The Dissenter’s Drug of Choice

+ The Flying Buttress is pleased to announce a new faith-based initiative! In collaboration with the Department of Health and Human Services, we now engaged in prevention efforts that target the increasing use and widespread availability of the club drug Apostasy among the members of the Left-Wing Brain Trust of the Cincinnati Archdiocese. In this issue, we examine the characteristics of Apostasy users and the side effects of its use.

+Known as “the dissenter’s drug," Apostasy is both an ego stimulant and a hallucinogen whose effects are certain to be faith-threatening. Because it is politically correct, easily accessible, collegial, and inexplicably prestigious, Apostasy is gaining in popularity.
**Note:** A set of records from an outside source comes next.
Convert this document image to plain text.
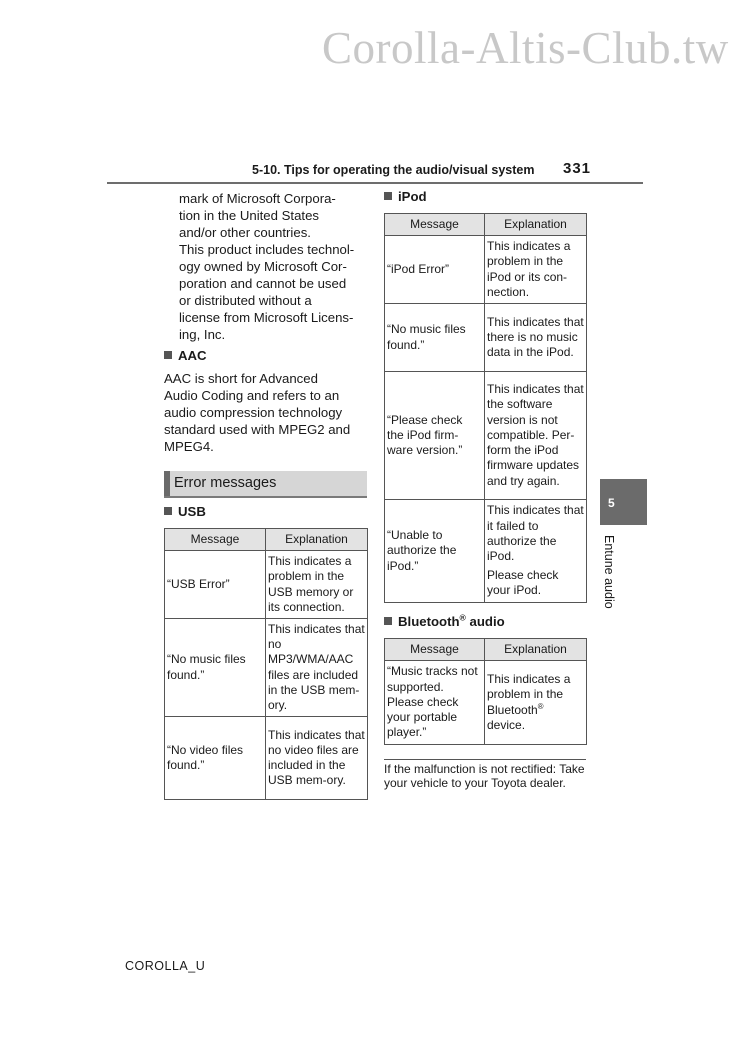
Corolla-Altis-Club.tw
5-10. Tips for operating the audio/visual system 331
mark of Microsoft Corpora-
tion in the United States
and/or other countries.
This product includes technol-
ogy owned by Microsoft Cor-
poration and cannot be used
or distributed without a
license from Microsoft Licens-
ing, Inc.
AAC
AAC is short for Advanced
Audio Coding and refers to an
audio compression technology
standard used with MPEG2 and
MPEG4.
Error messages
USB
Message	Explanation
“USB Error”	This indicates a problem in the USB memory or its connection.
“No music files found.”	This indicates that no MP3/WMA/AAC files are included in the USB mem-ory.
“No video files found.”	This indicates that no video files are included in the USB mem-ory.
iPod
Message	Explanation
“iPod Error”	This indicates a problem in the iPod or its con-nection.
“No music files found.”	This indicates that there is no music data in the iPod.
“Please check the iPod firm-ware version.”	This indicates that the software version is not compatible. Per-form the iPod firmware updates and try again.
“Unable to authorize the iPod.”	This indicates that it failed to authorize the iPod.

Please check your iPod.

Bluetooth® audio
Message	Explanation
“Music tracks not supported. Please check your portable player.”	This indicates a problem in the Bluetooth® device.
If the malfunction is not rectified: Take your vehicle to your Toyota dealer.
5
Entune audio
COROLLA_U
As reported in the Secularizing the Future study (National Review Board on Faith Abuse, 2004), 100% of Cincinnati’s bishops and Catholic university presidents, 95% of its theologians, 75% of its Archdiocesan department heads, 40% of its priests ordained before 1990, 35% of its religious, and 11% of its laity admitted that they had used the drug at least once during the study year. In addition, bishops, university presidents, theologians, and department head users revealed that they were chronically unable to refer to their faith without it.

What Is Apostasy? +Apostasy is the street name for faithylene-dioxyfaithamphetamine, a chemical substance that combines methamphetamines with hallucinogenic properties. It is also known as “Faith-86’d," “Adam’s Apple," “Nuance," and “Ethicist’s Speed."

+Like all club drugs, Apostasy is a combination of other illicit drugs. Because many different recipes are used to make Apostasy, the risk of death without salvation or permanent faith damage are heightened when some substances are combined, particularly (a) Heresy, Heterodoxy, and Liberation, and (b) Ecumenism and Interreligious Dialogue. Since manufacturers package it to imitate the sacraments and accoutrements of authentic faith, it is available in Eucharist, Chrism, Holy Water, or Missal form. The average cost is between $7 and $30 per dose, but the drug comes free of charge with a lifetime membership to the Jesus Seminar, or an appointment to a Visiting Professorship at Xavier University’s Theology Department.

What Side Effects Are Produced by Apostasy? +Apostasy’s effects can last from 24 hours to a lifetime. The drug produces immediate side effects, and some —such as hypersensitivity, narcissism, relativism, Marxism, religious indifferentism, bleeding-heart liberalism, and white guilt — can occur weeks after it is taken (Community Drug Alert Bulletin on Club Drugs, 2000).

+Because Apostasy alters devotion levels in the brain by acting as a powerful stimulant to the ego and the intellectual pride, researchers have found that chronic use can lead to long-term or permanent damage to those parts of the brain critical to humility, reverence, and civilized values (Facts About Apostasy, 2000).

Psychological Effects +The psychological effects of Apostasy usage have been found to be as follows: arrogance, contempt for tradition and traditionalists, unwillingness to defend the Faith, delusions of immortality, obsession with tenure and inability to perceive truth, as well as confusion, depression, sleep problems, severe anxiety and paranoia, euphoria, hallucinations, sensations of lightness and floating via Modernist thought, depression, paranoid thinking, and malignant hubrithermia (disproportionate increase in self-esteem). Above all, Apostasy users report absolute certainty about the uncertainty of the ethics of Church teachings, and unabashed admiration for left-wing Jesuits who attempt to trump the Catechism with casuistry.

Physical Effects +Known physical effects are: blurred and/or tunnel vision, lack of metabolic heat or cold, hyperventilation, exaggerated vocal piety, carping tunnel syndrome, chronic nose in the air, puffed up chest, posteriori pomposi, and reduced appetite for truth.